O título em inglês desta publicação é Where's the wind when it isn't blowing? Political graphic novels from Albrecht Dürer to Art Spiegelman. Este é um catálogo de uma exposição feita em Hamburgo dedicada a uma linha específica da história da arte, a saber, ciclos ou séries de imagens que iluminassem uma qualquer faceta do Político, tecendo uma continuidade entre objectos consagrados, tais como o Apocalipse de Dürer (1496), os Caprichos de Goya (1731-1733), as duas gravuras famosas de Picasso Sueño y mentira de Franco (1937), obras-primas da banda desenhada, dos Kin-der-Kids de Feininger ao Maus de Spiegelman, de Herriman e Calvo a Crumb e Sue Coe, passando por obras outras da mesma área (o Asterios Polyp de Mazzucchelli, a obra de Trudeau, Will Eisner, e outros, passando mesmo pelo Understanding Comics de McCloud), e ainda objectos díspares tais como as imagens dos isótipos de Arntz e Neurath, bandas desenhadas instrutivas-institucionais, muitos mestres da caricatura/cartoon/desenho, as ilustrações com ou sem fito próprio de Raymond Pettibon, a iconoclastia/reinvenção dos irmãos Chapman, as intalações de Fahlström, os murais de Keith Haring... O catálogo abdica de qualquer contextualização, texto introdutório ou até mesmo princípios de organização.

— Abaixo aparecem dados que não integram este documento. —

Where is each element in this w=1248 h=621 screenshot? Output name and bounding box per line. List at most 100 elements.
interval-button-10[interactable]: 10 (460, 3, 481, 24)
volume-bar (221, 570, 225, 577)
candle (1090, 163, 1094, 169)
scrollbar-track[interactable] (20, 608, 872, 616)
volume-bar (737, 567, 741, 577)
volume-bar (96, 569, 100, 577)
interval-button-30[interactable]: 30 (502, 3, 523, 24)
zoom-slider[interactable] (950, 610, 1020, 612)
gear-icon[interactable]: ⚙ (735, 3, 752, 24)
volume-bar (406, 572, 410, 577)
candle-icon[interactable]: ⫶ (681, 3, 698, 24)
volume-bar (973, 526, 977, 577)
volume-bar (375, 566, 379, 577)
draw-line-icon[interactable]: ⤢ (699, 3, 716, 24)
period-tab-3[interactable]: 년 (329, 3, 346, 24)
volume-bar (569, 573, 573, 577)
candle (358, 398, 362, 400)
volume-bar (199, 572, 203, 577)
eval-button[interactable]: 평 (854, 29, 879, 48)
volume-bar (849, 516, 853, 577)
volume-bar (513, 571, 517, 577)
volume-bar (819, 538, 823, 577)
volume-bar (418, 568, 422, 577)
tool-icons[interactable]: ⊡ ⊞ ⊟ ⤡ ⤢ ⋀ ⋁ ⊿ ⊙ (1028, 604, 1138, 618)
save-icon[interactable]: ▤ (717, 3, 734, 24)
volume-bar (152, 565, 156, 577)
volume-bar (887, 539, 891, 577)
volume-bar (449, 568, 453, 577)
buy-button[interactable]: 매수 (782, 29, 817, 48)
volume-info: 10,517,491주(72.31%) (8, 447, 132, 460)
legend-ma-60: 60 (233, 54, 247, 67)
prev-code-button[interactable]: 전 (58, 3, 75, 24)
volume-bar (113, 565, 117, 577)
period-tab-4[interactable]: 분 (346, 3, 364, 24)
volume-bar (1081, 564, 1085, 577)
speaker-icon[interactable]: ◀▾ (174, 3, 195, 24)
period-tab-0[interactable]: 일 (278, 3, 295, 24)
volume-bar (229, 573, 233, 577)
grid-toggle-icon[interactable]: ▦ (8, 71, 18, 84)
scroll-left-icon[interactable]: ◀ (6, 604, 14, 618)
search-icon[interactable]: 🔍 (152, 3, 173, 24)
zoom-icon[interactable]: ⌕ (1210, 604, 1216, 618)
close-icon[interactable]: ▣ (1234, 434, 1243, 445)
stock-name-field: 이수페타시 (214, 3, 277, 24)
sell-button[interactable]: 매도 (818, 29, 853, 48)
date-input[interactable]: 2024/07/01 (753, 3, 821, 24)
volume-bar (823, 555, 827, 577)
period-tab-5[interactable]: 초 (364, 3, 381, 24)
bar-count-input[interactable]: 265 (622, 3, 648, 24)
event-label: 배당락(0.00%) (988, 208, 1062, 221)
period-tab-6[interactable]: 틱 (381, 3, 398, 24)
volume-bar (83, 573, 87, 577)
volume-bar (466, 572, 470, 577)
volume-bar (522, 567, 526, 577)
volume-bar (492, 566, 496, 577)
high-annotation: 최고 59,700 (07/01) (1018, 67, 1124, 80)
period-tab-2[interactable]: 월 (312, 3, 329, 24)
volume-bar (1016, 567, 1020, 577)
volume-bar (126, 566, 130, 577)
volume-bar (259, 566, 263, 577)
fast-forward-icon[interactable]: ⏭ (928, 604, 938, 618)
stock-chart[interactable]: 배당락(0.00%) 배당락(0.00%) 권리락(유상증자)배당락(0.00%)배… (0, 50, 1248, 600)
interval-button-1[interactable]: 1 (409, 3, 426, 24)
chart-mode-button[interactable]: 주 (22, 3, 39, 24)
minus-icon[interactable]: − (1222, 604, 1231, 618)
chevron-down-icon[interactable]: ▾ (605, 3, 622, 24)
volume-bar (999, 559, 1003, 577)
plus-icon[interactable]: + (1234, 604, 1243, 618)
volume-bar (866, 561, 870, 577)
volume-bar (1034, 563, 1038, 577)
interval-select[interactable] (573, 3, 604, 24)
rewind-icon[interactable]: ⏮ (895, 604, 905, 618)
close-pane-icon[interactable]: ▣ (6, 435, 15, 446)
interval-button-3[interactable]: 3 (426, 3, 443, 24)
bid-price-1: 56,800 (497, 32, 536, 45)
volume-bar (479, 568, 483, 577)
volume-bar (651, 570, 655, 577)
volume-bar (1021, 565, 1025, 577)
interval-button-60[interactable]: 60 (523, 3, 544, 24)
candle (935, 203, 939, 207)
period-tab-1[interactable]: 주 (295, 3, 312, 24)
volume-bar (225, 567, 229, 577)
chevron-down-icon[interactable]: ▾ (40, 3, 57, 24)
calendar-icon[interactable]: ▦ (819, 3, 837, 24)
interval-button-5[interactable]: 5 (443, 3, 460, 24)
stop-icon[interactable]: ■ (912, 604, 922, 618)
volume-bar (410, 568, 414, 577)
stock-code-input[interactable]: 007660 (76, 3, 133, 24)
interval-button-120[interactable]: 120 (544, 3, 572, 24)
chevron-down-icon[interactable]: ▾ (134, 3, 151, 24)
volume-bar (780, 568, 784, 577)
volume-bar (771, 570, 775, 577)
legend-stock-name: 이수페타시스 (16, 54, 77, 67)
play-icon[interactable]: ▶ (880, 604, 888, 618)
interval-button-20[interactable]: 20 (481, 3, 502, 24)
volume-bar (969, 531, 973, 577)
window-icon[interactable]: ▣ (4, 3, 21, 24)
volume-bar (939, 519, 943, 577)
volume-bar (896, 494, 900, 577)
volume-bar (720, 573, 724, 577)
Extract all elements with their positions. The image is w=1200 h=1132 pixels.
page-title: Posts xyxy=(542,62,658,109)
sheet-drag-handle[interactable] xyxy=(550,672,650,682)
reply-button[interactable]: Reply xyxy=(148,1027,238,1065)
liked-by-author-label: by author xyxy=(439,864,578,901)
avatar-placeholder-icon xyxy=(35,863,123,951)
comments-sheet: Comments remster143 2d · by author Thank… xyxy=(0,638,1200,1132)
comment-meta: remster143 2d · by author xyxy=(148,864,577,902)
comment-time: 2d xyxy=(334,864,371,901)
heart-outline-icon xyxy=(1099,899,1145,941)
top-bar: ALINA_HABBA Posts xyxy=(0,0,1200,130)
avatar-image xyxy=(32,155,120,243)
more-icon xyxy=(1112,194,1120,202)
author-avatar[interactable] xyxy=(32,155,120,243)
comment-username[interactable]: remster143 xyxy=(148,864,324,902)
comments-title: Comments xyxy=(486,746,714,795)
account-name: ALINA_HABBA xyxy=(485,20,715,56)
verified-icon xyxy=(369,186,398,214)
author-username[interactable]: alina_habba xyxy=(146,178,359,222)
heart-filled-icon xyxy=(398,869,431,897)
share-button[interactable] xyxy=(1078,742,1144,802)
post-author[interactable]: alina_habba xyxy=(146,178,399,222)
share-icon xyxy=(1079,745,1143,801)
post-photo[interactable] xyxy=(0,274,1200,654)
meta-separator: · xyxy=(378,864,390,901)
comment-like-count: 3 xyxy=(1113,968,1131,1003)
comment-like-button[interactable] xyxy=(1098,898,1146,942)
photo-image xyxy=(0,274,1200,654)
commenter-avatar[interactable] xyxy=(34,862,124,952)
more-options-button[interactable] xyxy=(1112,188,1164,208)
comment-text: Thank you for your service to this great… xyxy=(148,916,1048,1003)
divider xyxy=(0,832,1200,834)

Mais, não é um repositório dos trabalhos exibidos, extremamente heteróclitos, mas antes um exercício de pensamento visual, um ensaio visual se preferirem, muito bem informado e amplo, em torno dessa mesma matéria.
De certa forma, é quase um gesto warburgiano, em que se procuram identificar os elos de ligação e continuidade entre o que parecem ser imagens inirmanáveis, e deixá-las “falar por si” (se bem que Warburg previa sempre um texto expositivo, a regra da razão histórica por sobre a primeira linha de associação visual).
Um dos problemas prementes em qualquer exposição de banda desenhada ou áreas contíguas é qual a pertinência de expor material que visaria a sua reprodução e vida final/última num objecto para a legibilidade individual imitando os preceitos das artes visuais propriamente ditas (socialmente). É o que ocorre com esta exposição e com Cent pour cent. Essa é uma daquelas perguntas que devem ser colocadas sempre que se faz uma exposição, mas não terá jamais uma resposta satisfatória. Tentar-se-ão sempre novas soluções que levam a novos questionamentos sobre a disposição, o arranjo, a ordem, a leitura e as relações permitidas na “mostra” da arte da banda desenhada e ilustração. Este objecto é uma longa pergunta. Fisicamente falando, imaginemos que deparamos com este objecto num qualquer local: estamos menos perante um “catálogo” do que um destes muitos livros publicados contemporaneamente que juntam imagens diversas e dispersas, esperando que nessa conjunção possa emergir um qualquer sentido, mesmo que fantasmático. Só que de facto está associado a uma exposição de uma instituição específica, como se compreende pelas poucas informações textuais, que passa pela lista de nomes dos autores presentes na exposição mas não necessariamente no livro que temos na mão.
Não obstante, existem textos que lhe estão associados, e que rondam a instituição... esses textos na verdade são problemáticos em alguns aspectos (por exemplo, considerarem que os livros de banda desenhada são “universais” porque “toda a gente os compreende”, ou que existem poucos exemplos de exploração verdadeiramente política e engajada da parte da banda desenhada), mas tornam mais ou menos claros os objectivos dos organizadores, as preocupações de legibilidade da exposição, as estratégias expositivas, e a associação a outras questões. O título, mostrando uma pergunta que tem tanto de absurdo como de surrealista, obriga-nos a querer procurar uma resposta, mesmo sabendo que não a encontraremos. A segunda parte do título, descritiva, desvia o objecto de atenção, ou transforma-o, e faz-nos pensar que o próprio conceito-chave, o da “graphic novel”, o “romance gráfico”, é algo de permanentemente aberto e discutível, historicamente retroactivo e filosoficamente complexo. Where's the wind when it isn't blowing? torna a amplitude dessa perspectiva o mais aberta possível. Pouco importa se concordaremos com ela ou não, pois o seu objectivo é obrigar-nos a pensar nas possibilidades que essa amplitude permite.
No limite, permite-nos fazer perguntas.